Most recently, Harvard’s undergraduate foreign language requirement has been at odds with the Hawaiian language. In 2012, Leshae Henderson, a fluent Hawaiian speaker and alumna of the Kamehameha Schools, entered Harvard as a freshman. Having taken six years of Hawaiian language during her time at Kamehameha, she hoped to test out of the college’s foreign language requirement, a common procedure done by those proficient in another language before entering Harvard.
Despite repeatedly appealing to Harvard’s administration, Henderson was denied the opportunity to test out. One justification was that the language did not have a significant body of literature despite the large archive of Hawaiian language newspapers from the 1800s.
When I entered Harvard College a year later, I too inquired as to how I could fulfill my language requirement with Hawaiian. I was informed that Harvard could not identify a university-affiliated individual to write and administer a proficiency exam. In several instances, however, Harvard has provided language instructors for individual students in languages not regularly offered at the College, including Danish and Indonesian; thus the school would seem to have sufficient resources to cater to students from any number of linguistic backgrounds.
Yet another year passed.

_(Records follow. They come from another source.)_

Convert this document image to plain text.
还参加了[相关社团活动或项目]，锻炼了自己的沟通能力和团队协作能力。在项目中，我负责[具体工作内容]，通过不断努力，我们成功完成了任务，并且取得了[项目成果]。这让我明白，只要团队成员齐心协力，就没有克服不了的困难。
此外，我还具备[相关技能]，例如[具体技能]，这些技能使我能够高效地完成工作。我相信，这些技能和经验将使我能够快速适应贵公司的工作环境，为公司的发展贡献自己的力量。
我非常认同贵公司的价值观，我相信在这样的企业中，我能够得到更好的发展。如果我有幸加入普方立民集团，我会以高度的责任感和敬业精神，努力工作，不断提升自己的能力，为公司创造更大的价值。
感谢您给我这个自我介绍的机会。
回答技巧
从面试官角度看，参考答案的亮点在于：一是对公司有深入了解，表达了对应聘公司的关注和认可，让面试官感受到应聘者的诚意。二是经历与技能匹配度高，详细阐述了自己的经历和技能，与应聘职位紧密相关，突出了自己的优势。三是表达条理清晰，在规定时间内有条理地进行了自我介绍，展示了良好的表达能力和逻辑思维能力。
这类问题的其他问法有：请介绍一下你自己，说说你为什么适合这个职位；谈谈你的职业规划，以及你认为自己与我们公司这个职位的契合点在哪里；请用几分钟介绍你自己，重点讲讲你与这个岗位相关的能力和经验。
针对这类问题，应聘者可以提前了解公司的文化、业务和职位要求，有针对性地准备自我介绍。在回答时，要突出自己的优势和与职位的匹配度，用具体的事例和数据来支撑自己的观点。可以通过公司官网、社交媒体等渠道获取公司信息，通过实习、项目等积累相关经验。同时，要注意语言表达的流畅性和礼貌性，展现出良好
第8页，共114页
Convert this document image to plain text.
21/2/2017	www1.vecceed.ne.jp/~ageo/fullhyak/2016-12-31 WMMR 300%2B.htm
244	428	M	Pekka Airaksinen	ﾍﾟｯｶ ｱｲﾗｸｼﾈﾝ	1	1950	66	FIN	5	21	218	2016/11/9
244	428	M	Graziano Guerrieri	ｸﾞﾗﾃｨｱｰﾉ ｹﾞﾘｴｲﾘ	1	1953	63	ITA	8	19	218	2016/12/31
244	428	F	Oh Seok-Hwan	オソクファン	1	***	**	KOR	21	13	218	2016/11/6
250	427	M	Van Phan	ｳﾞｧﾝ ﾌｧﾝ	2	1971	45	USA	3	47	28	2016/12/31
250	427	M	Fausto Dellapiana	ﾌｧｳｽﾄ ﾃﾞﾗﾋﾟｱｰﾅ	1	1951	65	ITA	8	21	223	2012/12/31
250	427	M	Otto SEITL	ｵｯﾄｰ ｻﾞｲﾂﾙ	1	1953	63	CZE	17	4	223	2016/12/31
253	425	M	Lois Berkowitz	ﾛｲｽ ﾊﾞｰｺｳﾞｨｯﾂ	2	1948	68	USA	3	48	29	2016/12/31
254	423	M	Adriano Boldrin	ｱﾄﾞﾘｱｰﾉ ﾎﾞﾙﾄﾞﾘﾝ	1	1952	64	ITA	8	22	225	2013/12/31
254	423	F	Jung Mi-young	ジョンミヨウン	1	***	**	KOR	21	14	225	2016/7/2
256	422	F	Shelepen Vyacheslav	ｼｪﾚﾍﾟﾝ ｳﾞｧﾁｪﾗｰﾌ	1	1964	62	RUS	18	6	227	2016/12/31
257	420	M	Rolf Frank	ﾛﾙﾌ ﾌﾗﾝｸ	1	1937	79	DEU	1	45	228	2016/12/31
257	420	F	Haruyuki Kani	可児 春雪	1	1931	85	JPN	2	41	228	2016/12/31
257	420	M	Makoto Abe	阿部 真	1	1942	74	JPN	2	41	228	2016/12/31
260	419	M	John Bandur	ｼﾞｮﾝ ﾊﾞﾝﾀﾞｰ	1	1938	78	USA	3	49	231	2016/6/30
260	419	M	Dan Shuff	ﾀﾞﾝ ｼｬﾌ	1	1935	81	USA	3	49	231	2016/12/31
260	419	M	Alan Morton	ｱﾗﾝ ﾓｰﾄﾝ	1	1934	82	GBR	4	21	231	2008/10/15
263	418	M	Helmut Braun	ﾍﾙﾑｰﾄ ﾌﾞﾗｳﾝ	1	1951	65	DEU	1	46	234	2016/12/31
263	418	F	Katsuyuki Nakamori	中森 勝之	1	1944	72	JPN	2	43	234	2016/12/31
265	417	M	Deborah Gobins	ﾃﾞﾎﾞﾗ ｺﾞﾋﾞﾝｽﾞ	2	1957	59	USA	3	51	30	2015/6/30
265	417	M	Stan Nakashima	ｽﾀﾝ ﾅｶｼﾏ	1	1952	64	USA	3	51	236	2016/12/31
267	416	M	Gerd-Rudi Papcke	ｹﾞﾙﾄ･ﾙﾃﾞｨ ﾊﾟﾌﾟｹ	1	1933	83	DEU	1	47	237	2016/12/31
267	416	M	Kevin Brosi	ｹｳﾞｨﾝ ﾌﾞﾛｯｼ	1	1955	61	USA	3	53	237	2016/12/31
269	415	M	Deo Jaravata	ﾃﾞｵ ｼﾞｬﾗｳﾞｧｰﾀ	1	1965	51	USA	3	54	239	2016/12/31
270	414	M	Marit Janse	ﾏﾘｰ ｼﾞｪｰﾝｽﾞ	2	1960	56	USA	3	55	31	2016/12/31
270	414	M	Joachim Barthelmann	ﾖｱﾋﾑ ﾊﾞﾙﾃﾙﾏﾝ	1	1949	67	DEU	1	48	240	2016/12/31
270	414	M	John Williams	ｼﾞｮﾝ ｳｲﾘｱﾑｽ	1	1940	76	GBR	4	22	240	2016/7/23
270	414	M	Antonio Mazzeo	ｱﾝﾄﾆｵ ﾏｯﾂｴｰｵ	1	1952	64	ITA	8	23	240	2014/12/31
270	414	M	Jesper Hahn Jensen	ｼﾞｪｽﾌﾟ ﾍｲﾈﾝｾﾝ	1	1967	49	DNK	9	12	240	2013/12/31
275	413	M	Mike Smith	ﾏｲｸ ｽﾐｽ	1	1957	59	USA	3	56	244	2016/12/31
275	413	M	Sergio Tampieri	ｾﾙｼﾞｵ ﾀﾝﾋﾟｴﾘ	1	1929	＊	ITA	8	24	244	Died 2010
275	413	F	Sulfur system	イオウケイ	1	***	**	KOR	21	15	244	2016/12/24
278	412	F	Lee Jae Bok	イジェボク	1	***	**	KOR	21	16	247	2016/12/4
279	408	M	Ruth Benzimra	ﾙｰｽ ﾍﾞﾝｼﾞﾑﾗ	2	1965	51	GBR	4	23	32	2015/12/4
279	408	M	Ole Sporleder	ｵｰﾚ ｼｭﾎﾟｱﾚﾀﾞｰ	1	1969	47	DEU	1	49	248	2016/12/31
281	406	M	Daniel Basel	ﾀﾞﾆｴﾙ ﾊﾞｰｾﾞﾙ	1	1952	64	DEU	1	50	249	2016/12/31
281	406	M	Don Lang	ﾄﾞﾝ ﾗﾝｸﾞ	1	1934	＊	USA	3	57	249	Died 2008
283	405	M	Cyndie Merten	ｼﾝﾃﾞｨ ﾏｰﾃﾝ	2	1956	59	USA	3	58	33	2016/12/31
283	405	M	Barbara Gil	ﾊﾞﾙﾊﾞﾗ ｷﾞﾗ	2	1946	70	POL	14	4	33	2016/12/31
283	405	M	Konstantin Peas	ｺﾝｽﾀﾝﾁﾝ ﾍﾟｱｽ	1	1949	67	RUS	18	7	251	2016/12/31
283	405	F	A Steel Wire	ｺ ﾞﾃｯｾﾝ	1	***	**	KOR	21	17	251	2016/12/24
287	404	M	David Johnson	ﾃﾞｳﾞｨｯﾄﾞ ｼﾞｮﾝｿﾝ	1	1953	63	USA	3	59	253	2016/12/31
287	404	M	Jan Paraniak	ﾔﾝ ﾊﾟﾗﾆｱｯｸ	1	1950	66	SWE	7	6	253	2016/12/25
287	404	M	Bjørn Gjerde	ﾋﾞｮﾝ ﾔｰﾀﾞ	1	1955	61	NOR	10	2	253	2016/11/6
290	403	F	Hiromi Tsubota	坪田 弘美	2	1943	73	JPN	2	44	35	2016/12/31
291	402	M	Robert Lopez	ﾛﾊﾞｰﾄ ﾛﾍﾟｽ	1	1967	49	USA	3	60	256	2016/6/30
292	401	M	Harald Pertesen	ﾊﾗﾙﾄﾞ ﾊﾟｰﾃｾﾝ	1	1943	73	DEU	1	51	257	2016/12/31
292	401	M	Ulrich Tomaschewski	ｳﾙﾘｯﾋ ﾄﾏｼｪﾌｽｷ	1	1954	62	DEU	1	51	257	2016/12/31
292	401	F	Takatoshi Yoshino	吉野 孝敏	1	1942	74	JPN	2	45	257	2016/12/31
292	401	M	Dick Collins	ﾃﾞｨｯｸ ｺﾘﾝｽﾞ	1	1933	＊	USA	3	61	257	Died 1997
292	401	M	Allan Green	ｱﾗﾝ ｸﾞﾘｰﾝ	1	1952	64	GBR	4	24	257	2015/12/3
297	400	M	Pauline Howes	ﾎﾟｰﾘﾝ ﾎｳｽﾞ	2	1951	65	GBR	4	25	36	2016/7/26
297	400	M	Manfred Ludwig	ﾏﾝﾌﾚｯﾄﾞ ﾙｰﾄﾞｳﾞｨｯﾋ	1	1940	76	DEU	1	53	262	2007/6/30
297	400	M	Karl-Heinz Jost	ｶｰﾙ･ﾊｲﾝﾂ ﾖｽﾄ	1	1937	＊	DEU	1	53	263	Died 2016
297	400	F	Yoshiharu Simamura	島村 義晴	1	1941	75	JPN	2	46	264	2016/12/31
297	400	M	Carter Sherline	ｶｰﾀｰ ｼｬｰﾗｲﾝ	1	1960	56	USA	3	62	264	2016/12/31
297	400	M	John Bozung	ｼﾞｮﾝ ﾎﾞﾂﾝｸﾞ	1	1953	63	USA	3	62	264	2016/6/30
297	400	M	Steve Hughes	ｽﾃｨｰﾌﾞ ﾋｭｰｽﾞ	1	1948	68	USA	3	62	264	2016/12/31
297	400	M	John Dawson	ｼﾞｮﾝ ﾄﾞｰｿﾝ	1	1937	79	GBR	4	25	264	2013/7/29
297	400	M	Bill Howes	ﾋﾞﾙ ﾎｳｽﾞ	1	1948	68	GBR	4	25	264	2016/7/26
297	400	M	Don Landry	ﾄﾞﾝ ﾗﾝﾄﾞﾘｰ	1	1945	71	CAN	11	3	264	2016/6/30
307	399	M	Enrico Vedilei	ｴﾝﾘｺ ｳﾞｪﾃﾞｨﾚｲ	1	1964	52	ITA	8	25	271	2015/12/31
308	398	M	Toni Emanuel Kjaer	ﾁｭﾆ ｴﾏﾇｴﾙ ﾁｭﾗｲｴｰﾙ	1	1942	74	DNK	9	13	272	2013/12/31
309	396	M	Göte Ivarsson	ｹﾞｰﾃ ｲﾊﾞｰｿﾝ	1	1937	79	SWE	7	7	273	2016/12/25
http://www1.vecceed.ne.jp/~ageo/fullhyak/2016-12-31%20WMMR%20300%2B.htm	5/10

We garnered support from Harvard alumni and offered suggestions to help the College produce a Hawaiian-language proficiency exam. Only after collaborating with linguistics and language professors from Harvard and the University of Hawai’i, respectively, did the administration allow for the fulfillment of the requirement with Hawaiian.

The university’s reluctance to grant credit for the Hawaiian language did more than create friction with current students; it resonated with a genealogy of historical oppression in educational institutions. The university’s resistance spoke not only to elements of cultural stifling but also to the language’s inextricable significance in past political tumult. If anything, this most recent altercation with the Harvard administration has turned a spotlight to the warranted an enduring effort to keep the Hawaiian language off the list of extinct languages—a list that, according to John Wilford of The New York Times, grows by about one language every two weeks.
The stubborn fight to sustain indigenous languages, from the Maori in New Zealand to the Wampanoag in Massachusetts, is a reflection of why these languages are so significant. According to the Whorf-Sapir hypothesis of linguistic relativity, different languages indicate differences in experience and thought. As such, the nonreversible loss of indigenous languages is a tragedy that represents the death of unique worldviews.
Similarly, says Slippery Rock University of Pennsylvania English professor Frederick White, “Such language loss represents burned bridges to cultural knowledge and practices that, once the language is dead, can never be recovered.” This irretrievable loss of language is critical to indigenous identity and culture, which is simultaneously tied to political well-being. The Hawaiian language, as a paramount component of Hawaiian identity, has been central to its survival.
After returning home, I was again sitting beside my grandmother as she said, “I wish I could have learned Hawaiian back in my day.” She knows, sadly, that it is too late for her generation. But the fight is not over for the tongues of Hawai’i’s children.